We can see from the above that Take-Two Interactive Software business is not strong and its stock is likely not suitable for conservative investors.

Another key to assessing a company's health is to look at its free cash flow, which is calculated on the basis of its total cash flow from operating activities minus its capital expenditures. Capital expenditures are the costs of maintaining fixed assets such as land, buildings, and equipment. From Take-Two Interactive Software's last four annual reports, we are able to obtain the following rundown of its free cash flow:

Date Reported Cash Flow from Operations (k) Capital Expenditures (k) Free Cash Flow (k) YoY Growth
2022-03-31 $257,984 $158,642 $99,342 -88.22%
2021-03-31 $912,318 $68,923 $843,395 33.39%
2020-03-31 $685,678 $53,384 $632,294 -18.58%
2019-03-31 $843,515 $66,969 $776,546 91.27%
2018-03-31 $493,527 $87,522 $406,005 n/a
  • Average free cash flow: $551,516,400.00
  • Average free cash flow growth rate: 3.57 %
  • Coefficient of variability (the lower the better): 55 %

With its positive cash flow, the company can not only re-invest in its business, it can offer regular returns to its equity investors in the form of dividends. Over the last 12 months, investors in TTWO have received an annualized dividend yield of 0.0% on their capital.

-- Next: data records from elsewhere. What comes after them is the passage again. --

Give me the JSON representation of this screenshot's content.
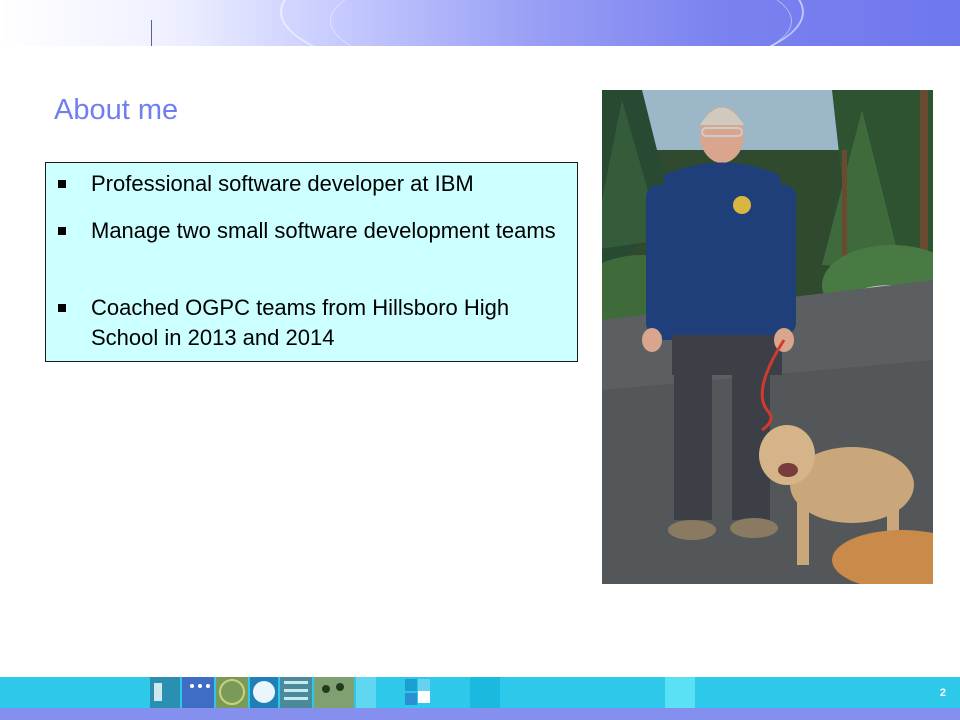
{
  "slide": {
    "title": "About me",
    "bullets": [
      "Professional software developer at IBM",
      "Manage two small software development teams",
      "Coached OGPC teams from Hillsboro High School in 2013 and 2014"
    ],
    "page_number": "2"
  },
  "photo": {
    "subject": "man with two dogs on a road among pine trees"
  },
  "colors": {
    "title": "#6f7ff0",
    "box_fill": "#ccffff",
    "footer_band": "#2ec8ea",
    "footer_bottom": "#8590ee",
    "banner_accent": "#6f77ee"
  }
}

Another valuation metric for analyzing a stock is its Price to Book (P/B) Ratio, which consists in its share price divided by its book value per share. The book value refers to the present liquidation value of the company, as if it sold all of its assets and paid off all debts. As of the first quarter of 2023, the average P/B ratio for technology companies is 6.23. In contrast, the average P/B ratio of the S&P 500 is 2.95. Take-Two Interactive Software's P/B ratio is 1.865, indicating that the market value of the company exceeds its book value by a factor of more than1, but is still below the average P/B ratio of the Technology sector.

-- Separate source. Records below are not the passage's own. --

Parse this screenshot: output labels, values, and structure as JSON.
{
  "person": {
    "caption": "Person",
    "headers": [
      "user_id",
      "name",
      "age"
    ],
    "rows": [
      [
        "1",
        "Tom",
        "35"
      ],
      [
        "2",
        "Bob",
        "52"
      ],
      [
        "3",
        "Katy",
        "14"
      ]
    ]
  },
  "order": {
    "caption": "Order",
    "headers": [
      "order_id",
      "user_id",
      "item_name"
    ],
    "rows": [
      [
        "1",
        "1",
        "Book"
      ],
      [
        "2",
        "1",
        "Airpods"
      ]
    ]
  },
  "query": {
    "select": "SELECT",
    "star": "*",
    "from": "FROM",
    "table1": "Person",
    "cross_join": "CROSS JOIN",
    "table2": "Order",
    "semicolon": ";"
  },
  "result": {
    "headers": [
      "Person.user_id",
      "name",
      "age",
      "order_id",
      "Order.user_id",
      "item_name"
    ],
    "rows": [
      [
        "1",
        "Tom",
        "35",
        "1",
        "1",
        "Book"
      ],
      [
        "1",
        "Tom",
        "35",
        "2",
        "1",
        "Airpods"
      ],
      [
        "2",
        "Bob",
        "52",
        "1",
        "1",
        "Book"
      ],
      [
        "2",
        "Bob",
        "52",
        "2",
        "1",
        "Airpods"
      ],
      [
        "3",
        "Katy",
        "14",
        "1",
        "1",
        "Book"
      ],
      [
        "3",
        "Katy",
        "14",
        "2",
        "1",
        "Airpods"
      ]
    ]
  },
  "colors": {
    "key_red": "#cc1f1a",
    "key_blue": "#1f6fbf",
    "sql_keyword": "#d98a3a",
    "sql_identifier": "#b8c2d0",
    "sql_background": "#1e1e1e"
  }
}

As of first quarter of 2023, Take-Two Interactive Software is likely fairly valued despite its negative P/E ratio, because it has a lower P/B ratio than its sector average, and positive cash flows. The stock has strong growth indicators because of its operating margins with a positive growth rate. We hope this analysis will inspire you to do your own research into TTWO's fundamental values -- especially their trends over time.

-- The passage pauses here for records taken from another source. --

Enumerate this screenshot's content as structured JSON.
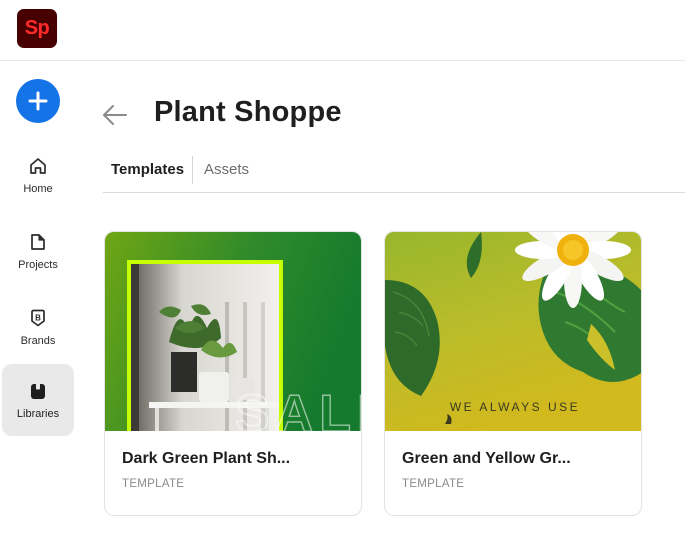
{
  "app": {
    "logo_text": "Sp",
    "logo_color": "#470000",
    "logo_text_color": "#ff2a2a"
  },
  "sidebar": {
    "create_icon": "plus-icon",
    "items": [
      {
        "label": "Home",
        "icon": "home-icon",
        "active": false
      },
      {
        "label": "Projects",
        "icon": "projects-icon",
        "active": false
      },
      {
        "label": "Brands",
        "icon": "brands-icon",
        "active": false
      },
      {
        "label": "Libraries",
        "icon": "libraries-icon",
        "active": true
      }
    ]
  },
  "page": {
    "title": "Plant Shoppe",
    "back_icon": "back-arrow-icon"
  },
  "tabs": [
    {
      "label": "Templates",
      "active": true
    },
    {
      "label": "Assets",
      "active": false
    }
  ],
  "cards": [
    {
      "title": "Dark Green Plant Sh...",
      "type": "TEMPLATE",
      "thumb_text": "SALE"
    },
    {
      "title": "Green and Yellow Gr...",
      "type": "TEMPLATE",
      "thumb_text": "WE ALWAYS USE"
    }
  ],
  "colors": {
    "accent": "#1473e6",
    "active_nav_bg": "#e9e9e9"
  }
}
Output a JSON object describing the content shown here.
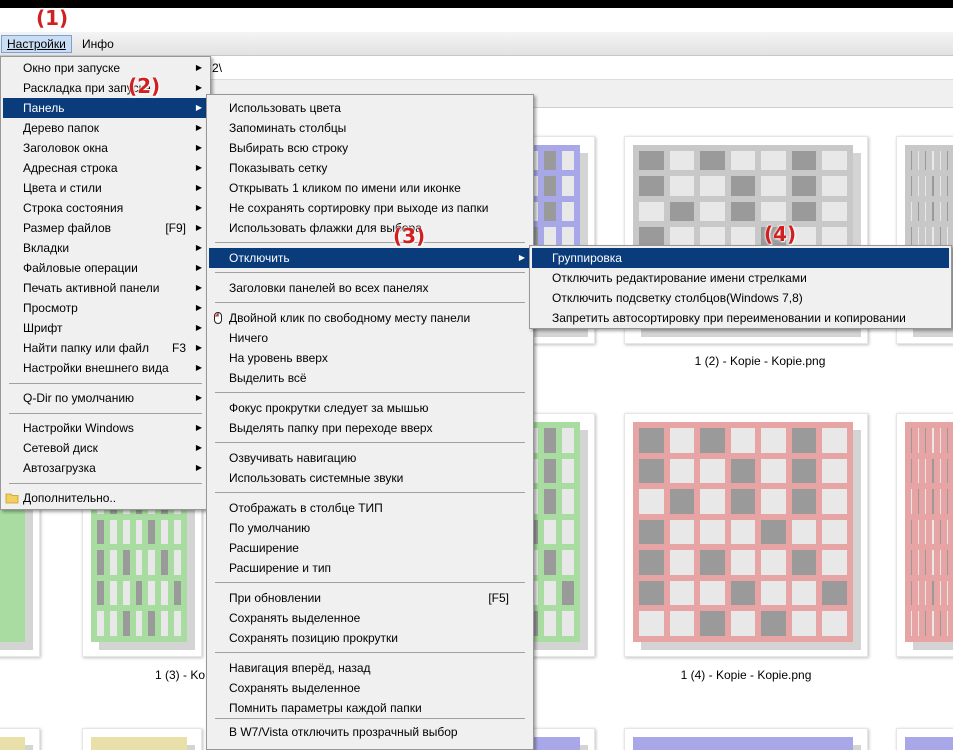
{
  "menubar": {
    "settings": "Настройки",
    "info": "Инфо"
  },
  "address": {
    "path": "2\\"
  },
  "annotations": [
    "(1)",
    "(2)",
    "(3)",
    "(4)"
  ],
  "captions": {
    "row1_right": "1 (2) - Kopie - Kopie.png",
    "row2_left": "1 (3) - Ko",
    "row2_right": "1 (4) - Kopie - Kopie.png"
  },
  "menu1": [
    {
      "label": "Окно при запуске",
      "sub": true
    },
    {
      "label": "Раскладка при запуске",
      "sub": true
    },
    {
      "label": "Панель",
      "sub": true
    },
    {
      "label": "Дерево папок",
      "sub": true
    },
    {
      "label": "Заголовок окна",
      "sub": true
    },
    {
      "label": "Адресная строка",
      "sub": true
    },
    {
      "label": "Цвета и стили",
      "sub": true
    },
    {
      "label": "Строка состояния",
      "sub": true
    },
    {
      "label": "Размер файлов",
      "shortcut": "[F9]",
      "sub": true
    },
    {
      "label": "Вкладки",
      "sub": true
    },
    {
      "label": "Файловые операции",
      "sub": true
    },
    {
      "label": "Печать активной панели",
      "sub": true
    },
    {
      "label": "Просмотр",
      "sub": true
    },
    {
      "label": "Шрифт",
      "sub": true
    },
    {
      "label": "Найти папку или файл",
      "shortcut": "F3",
      "sub": true
    },
    {
      "label": "Настройки внешнего вида",
      "sub": true
    },
    {
      "label": "Q-Dir по умолчанию",
      "sub": true
    },
    {
      "label": "Настройки Windows",
      "sub": true
    },
    {
      "label": "Сетевой диск",
      "sub": true
    },
    {
      "label": "Автозагрузка",
      "sub": true
    },
    {
      "label": "Дополнительно.."
    }
  ],
  "menu2": [
    {
      "label": "Использовать цвета"
    },
    {
      "label": "Запоминать столбцы"
    },
    {
      "label": "Выбирать всю строку"
    },
    {
      "label": "Показывать сетку"
    },
    {
      "label": "Открывать 1 кликом по имени или иконке"
    },
    {
      "label": "Не сохранять сортировку при выходе из папки"
    },
    {
      "label": "Использовать флажки для выбора"
    },
    {
      "label": "Отключить"
    },
    {
      "label": "Заголовки панелей во всех панелях"
    },
    {
      "label": "Двойной клик по свободному месту панели"
    },
    {
      "label": "Ничего"
    },
    {
      "label": "На уровень вверх"
    },
    {
      "label": "Выделить всё"
    },
    {
      "label": "Фокус прокрутки следует за мышью"
    },
    {
      "label": "Выделять папку при переходе вверх"
    },
    {
      "label": "Озвучивать навигацию"
    },
    {
      "label": "Использовать системные звуки"
    },
    {
      "label": "Отображать в столбце ТИП"
    },
    {
      "label": "По умолчанию"
    },
    {
      "label": "Расширение"
    },
    {
      "label": "Расширение и тип"
    },
    {
      "label": "При обновлении",
      "shortcut": "[F5]"
    },
    {
      "label": "Сохранять выделенное"
    },
    {
      "label": "Сохранять позицию прокрутки"
    },
    {
      "label": "Навигация вперёд, назад"
    },
    {
      "label": "Сохранять выделенное"
    },
    {
      "label": "Помнить параметры каждой папки"
    },
    {
      "label": "В W7/Vista отключить прозрачный выбор"
    }
  ],
  "menu3": [
    {
      "label": "Группировка"
    },
    {
      "label": "Отключить редактирование имени стрелками"
    },
    {
      "label": "Отключить подсветку столбцов(Windows 7,8)"
    },
    {
      "label": "Запретить автосортировку при переименовании и копировании"
    }
  ],
  "colors": {
    "selection": "#0a3b7a",
    "annotation": "#d21f1f",
    "blue": "#a8a8e8",
    "gray": "#c8c8c8",
    "green": "#a8dca0",
    "red": "#e6a4a4",
    "yellow": "#e8e0a8"
  }
}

The above analysis is intended for educational purposes only and was performed on the basis of publicly available data. It is not to be construed as a recommendation to buy or sell any security. Any buy, sell, or other recommendations mentioned in the article are direct quotations of consensus recommendations from the analysts covering the stock, and do not represent the opinions of Market Inference or its writers. Past performance, accounting data, and inferences about market position and corporate valuation are not reliable indicators of future price movements. Market Inference does not provide financial advice. Investors should conduct their own review and analysis of any company of interest before making an investment decision.